Diana Lang and Jack Maass
Redirection: Verbal and Physical
Verbal and physical redirection help promote desirable behaviors by directing children’s attention to a different activity, toy, or behavior. These strategies help teach appropriate behavior, prevent injuries, reduce punishments, remove children from situations, and promote learning and exploration. The goal is to provide children with easy-to-understand alternative actions (verbally and/or physically) instead of using threats, punishments, or telling children what not to do.
How to Use Verbal and Physical Redirection
- Maintain eye contact and come down to the child’s level. Let children know that the act they are performing is unacceptable by using a firm, nurturing voice.
- Explain why the behavior is unacceptable in a clear, consistent, developmentally appropriate manner. This will help children associate these words with the undesirable action.
- Encourage children to practice the desired outcome immediately. For example, instead of telling children not to stand on chairs, verbally explain that they need to sit down while gently touching them to help them sit down carefully.
- Use physical and verbal redirection to foster children’s curiosity. For instance, encourage them to participate in desired acts that they will undoubtedly want to join.
- Provide positive reinforcement and praise for completing the act in a desirable manner.
Verbal redirection is effective without physical redirection, but physical redirection is not effective without verbal redirection. As in most forms of child rearing, communication is a pivotal component of effective parenting strategies. Physical redirection tends to be more effective with younger children because they are still developing their language comprehension. As children develop additional cognitive and language skills, physical redirection should be used less frequently and verbal redirection should be used more often. An extremely important part of effective physical redirection is adding a gentle, nurturing touch simultaneously with the verbal redirection.
Correct and incorrect examples of redirection are shown below.
1. “Stop running in the kitchen, you’ll split your head open!”
2. “I like your jacket, but don’t leave it laying on the ground.”
3. “Stop standing on the chair, you are going to get hurt!”
1. “The kitchen is not a place to run, walk when you are in here, please.”
2. “I like your jacket, please hang it up after you take it off.”
3. “We do not stand on chairs. Let’s go outside and play in your tree house.”
PHYSICAL REDIRECTION (WITH VERBAL REDIRECTION)
4. Grab the child’s arm to make him stop running.
5. Throw the child’s jacket at her after she leaves it laying on the chair.
6. “Stop standing on the chair, you are going to get hurt!”
4. “The kitchen is not a place to run, please walk when you are in here,” while gently touching the child’s arm to slow him down to a walking pace.
5. “I like your jacket, please hang it up when you take it off.” Gently touch the child’s arm to guide her to the jacket and then to the coat hook.
6. “We do not stand on chairs, we sit on them,” while gently and immediately, touching the child’s leg and arm to help her get to a seated position.
- Verbal redirection should always include explanations of the correct action that a child can understand while using a gentle, nurturing voice.

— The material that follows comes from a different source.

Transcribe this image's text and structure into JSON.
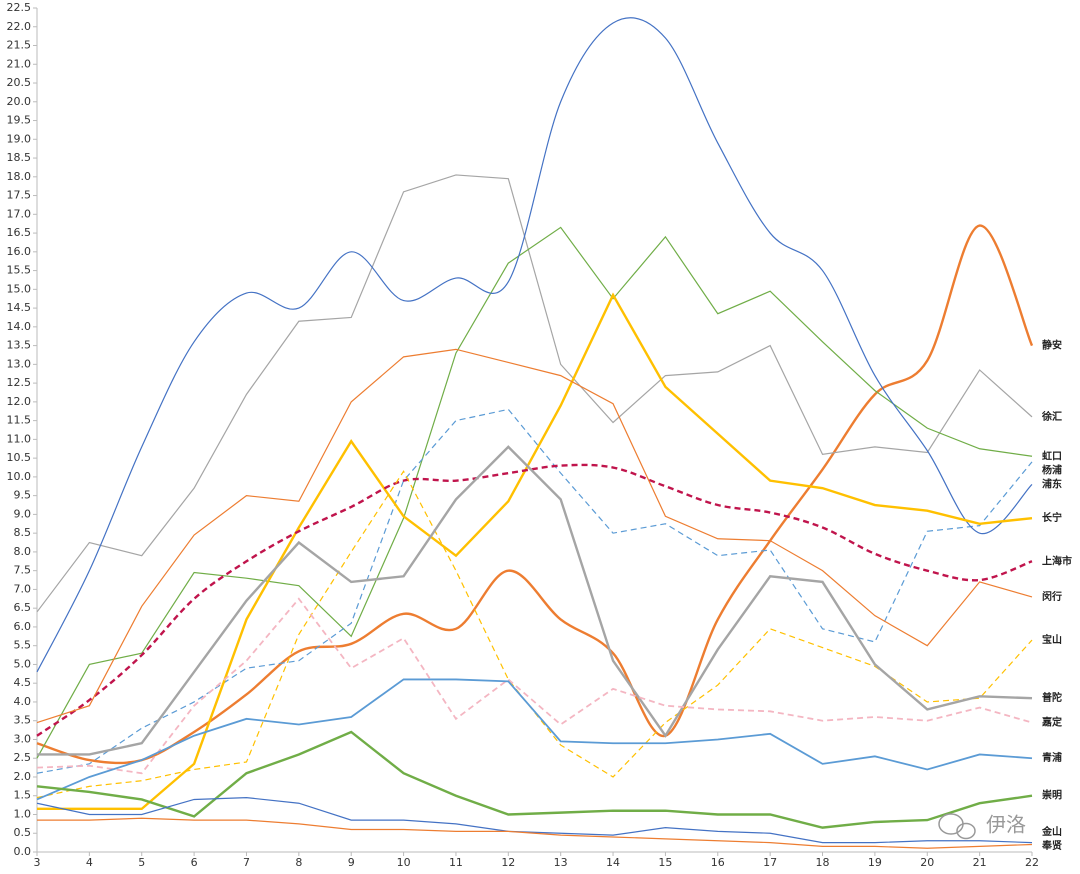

- Avoid using threats and telling children what not to do.
- Physical redirection should always be used in combination with verbal redirection.
- Consistent language is key for effective redirection so children associate the same words with undesirable actions.
- It is important to use the same steps and words if children repeat the same behavior. Consistency is key when reinforcing positive behaviors and deterring negative behaviors.